Various kinds of information such as various programs, data, tables, or databases in the present embodiment are stored on such storage apparatuses and is subject to information processing. It is noted that the CPU 2000 can retain a part of the RAM 2020 in a cache memory and perform read and write operations on the cache memory. Even in such a form, since the cache memory bears part of the function of the RAM 2020, it is supposed in the present embodiment that the cache memory is also included in the RAM 2020, the memory, and/or the storage apparatus excepting the case when it is distinctively referred.

The CPU 2000 performs various processing specified by an instruction sequence of the program, including various computation, modification of information, conditional judgment, search-and-replace of information etc., which are described in the present embodiment, on the data read out from the RAM 2020, and writes them back to the RAM 2020. For example, when performing conditional judgment, the CPU 2000 determines if one of the various variables is different in value than another variable or if the constant is satisfied. When the condition is effected (or is failed), the process is branched off to a different instruction sequence, or calls a sub routine.

The CPU 2000 can search information stored in, for example, a file or data base in the storage apparatus. For example, in a case where multiple entries, in which attribute values of a second attribute are put into correspondence to attribute values of a first attribute, are stored in a storage apparatus, the CPU 2000 can obtain an attribute value of the second attribute which is put into correspondence to the first attribute that satisfies a predetermined condition, by searching an entry that corresponds to the condition by which the attribute value of the first attribute is specified from the multiple entries stored in the storage apparatus, and reading out the attribute value of the second attribute stored in the entry.

The programs or modules shown so far can be stored in an external storage medium. As a recording medium, one can use optical recording media such as DVDs or CDs etc., magneto-optic recording media such as MOs etc., tape media, and semiconductor memories such as IC cards etc., as well as the flexible disk 2090 and the CD-ROM 2095. Moreover, storage apparatus such as a hard disk, a RAM, etc., are provided in a server system that is connected to a dedicated communication network or the Internet can be used as a recording medium, thereby providing the program to the computer 1900 via the network.

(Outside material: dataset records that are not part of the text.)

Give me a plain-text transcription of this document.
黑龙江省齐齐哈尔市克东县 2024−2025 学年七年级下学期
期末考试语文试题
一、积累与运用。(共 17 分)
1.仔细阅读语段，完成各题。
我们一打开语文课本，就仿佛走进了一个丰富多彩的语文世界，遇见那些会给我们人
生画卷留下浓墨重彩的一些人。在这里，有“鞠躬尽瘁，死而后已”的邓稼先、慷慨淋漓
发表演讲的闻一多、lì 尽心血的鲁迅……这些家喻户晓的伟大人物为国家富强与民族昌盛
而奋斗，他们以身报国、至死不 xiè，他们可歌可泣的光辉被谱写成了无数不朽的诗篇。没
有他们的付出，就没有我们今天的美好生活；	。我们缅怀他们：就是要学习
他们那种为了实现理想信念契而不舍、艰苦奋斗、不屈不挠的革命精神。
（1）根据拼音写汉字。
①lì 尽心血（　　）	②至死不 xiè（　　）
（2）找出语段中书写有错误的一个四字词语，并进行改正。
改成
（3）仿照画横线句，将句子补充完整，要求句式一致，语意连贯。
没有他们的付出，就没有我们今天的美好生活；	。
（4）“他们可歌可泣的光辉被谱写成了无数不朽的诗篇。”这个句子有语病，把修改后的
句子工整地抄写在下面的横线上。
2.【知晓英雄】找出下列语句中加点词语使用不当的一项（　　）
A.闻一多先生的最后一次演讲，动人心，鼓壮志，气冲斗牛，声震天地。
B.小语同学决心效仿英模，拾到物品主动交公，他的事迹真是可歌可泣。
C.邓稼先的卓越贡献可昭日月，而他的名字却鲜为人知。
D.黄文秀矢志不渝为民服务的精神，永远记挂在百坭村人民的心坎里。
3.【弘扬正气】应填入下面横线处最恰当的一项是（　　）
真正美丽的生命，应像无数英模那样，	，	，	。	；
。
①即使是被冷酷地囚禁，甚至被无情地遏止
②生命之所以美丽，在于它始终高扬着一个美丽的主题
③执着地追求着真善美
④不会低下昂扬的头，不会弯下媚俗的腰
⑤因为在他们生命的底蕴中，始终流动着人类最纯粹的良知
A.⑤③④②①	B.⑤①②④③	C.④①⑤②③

Though the present invention has been described using embodiments so far, the technical scope of the present invention will not be limited to the range according to the above described embodiments. It would be obvious to those skilled in the art that various modifications and improvements could be made to the above described embodiments without departing from the claims of the invention. From the statements of the patent claims, it is clear that embodiments with such modifications and improvements are also included in the technical scope of the present invention.

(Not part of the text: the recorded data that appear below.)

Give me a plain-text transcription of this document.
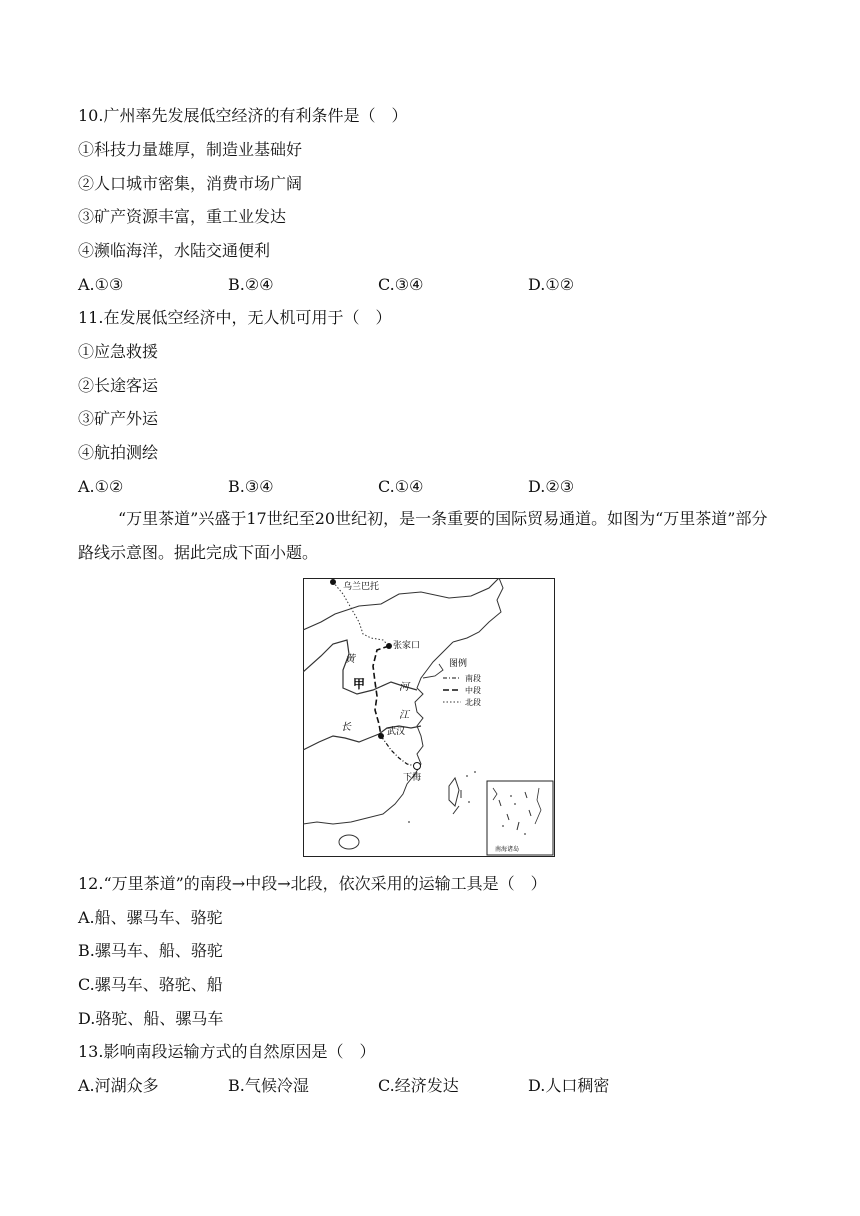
10.广州率先发展低空经济的有利条件是（　）
①科技力量雄厚，制造业基础好
②人口城市密集，消费市场广阔
③矿产资源丰富，重工业发达
④濒临海洋，水陆交通便利
A.①③	B.②④	C.③④	D.①②
11.在发展低空经济中，无人机可用于（　）
①应急救援
②长途客运
③矿产外运
④航拍测绘
A.①②	B.③④	C.①④	D.②③
“万里茶道”兴盛于17世纪至20世纪初，是一条重要的国际贸易通道。如图为“万里茶道”部分路线示意图。据此完成下面小题。
乌兰巴托
张家口
武汉
下梅
甲
黄
河
长
江
图例
南段
中段
北段
南海诸岛
12.“万里茶道”的南段→中段→北段，依次采用的运输工具是（　）
A.船、骡马车、骆驼
B.骡马车、船、骆驼
C.骡马车、骆驼、船
D.骆驼、船、骡马车
13.影响南段运输方式的自然原因是（　）
A.河湖众多	B.气候冷湿	C.经济发达	D.人口稠密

It is noted that the order of executing each processing, such as operations, procedures, steps, and stages in the apparatus, system, program, and method shown in the claims, description, and drawings can be implemented in an arbitrary order as long as it is not explicitly stated as, such as “before”, “prior to”, etc., or unless the output of preceding processing is used in the subsequent processing. Regarding operational flows in the claims, description, and drawings, even if they are explained by conveniently using terms, such as “first” and “next” etc., this will not mean that performing in this order is a necessity.